Governor Edmund G. Brown Jr. joined supporters from across the state in Los Angeles this week to sign landmark legislation that makes California the first state in the nation to commit to raising the minimum wage to $15 per hour statewide.
Under the legislation — SB 3 by Senator Mark Leno (D-San Francisco) — the minimum wage will rise to $10.50 per hour on Jan. 1, 2017 for businesses with 26 or more employees, and then rise each year until reaching $15 per hour in 2022. The bill also recognizes the contributions of small businesses — those with 25 or fewer employees — and allows additional time for these employers to phase in the increases.
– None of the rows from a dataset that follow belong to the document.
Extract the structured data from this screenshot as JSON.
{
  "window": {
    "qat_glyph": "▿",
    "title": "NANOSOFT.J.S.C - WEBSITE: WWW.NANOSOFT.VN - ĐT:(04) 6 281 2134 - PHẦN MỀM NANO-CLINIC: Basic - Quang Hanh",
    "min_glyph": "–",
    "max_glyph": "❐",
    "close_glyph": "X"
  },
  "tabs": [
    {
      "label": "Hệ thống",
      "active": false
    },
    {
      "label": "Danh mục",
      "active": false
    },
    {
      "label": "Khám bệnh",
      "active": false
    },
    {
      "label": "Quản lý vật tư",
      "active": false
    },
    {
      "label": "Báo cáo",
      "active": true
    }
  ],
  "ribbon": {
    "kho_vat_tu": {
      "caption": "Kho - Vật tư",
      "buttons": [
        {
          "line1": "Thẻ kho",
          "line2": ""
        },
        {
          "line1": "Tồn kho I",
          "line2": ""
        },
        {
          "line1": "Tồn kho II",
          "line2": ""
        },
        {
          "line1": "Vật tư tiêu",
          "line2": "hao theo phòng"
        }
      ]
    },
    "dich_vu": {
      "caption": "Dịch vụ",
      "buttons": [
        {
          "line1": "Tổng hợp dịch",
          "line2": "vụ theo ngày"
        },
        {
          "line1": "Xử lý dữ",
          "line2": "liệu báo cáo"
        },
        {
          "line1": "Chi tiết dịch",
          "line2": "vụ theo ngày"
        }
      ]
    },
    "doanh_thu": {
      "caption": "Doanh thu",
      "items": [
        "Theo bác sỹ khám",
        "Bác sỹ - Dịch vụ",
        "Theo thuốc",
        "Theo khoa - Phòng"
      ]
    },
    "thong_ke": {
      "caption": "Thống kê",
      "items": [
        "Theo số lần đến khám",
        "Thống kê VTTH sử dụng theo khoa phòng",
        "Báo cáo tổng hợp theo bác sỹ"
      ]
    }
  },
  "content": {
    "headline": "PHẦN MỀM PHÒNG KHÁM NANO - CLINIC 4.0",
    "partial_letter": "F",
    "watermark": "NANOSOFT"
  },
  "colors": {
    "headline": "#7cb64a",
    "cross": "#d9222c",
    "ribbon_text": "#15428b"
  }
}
The legislation increases the minimum wage over time, consistent with economic expansion, while providing safety valves — known as “off-ramps” — to pause wage hikes if negative economic or budgetary conditions emerge. The governor can act by September 1 of each year to pause the next year’s wage increase for one year if there is a forecasted budget deficit (of more than one percent of annual revenue) or poor economic conditions (negative job growth and retail sales).
Once the minimum wage reaches $15 per hour for all businesses, wages could then be increased each year up to 3.5 percent (rounded to the nearest 10 cents) for inflation as measured by the national Consumer Price Index. The new law also phases in sick leave for In-Home Supportive Services workers starting in July 2018.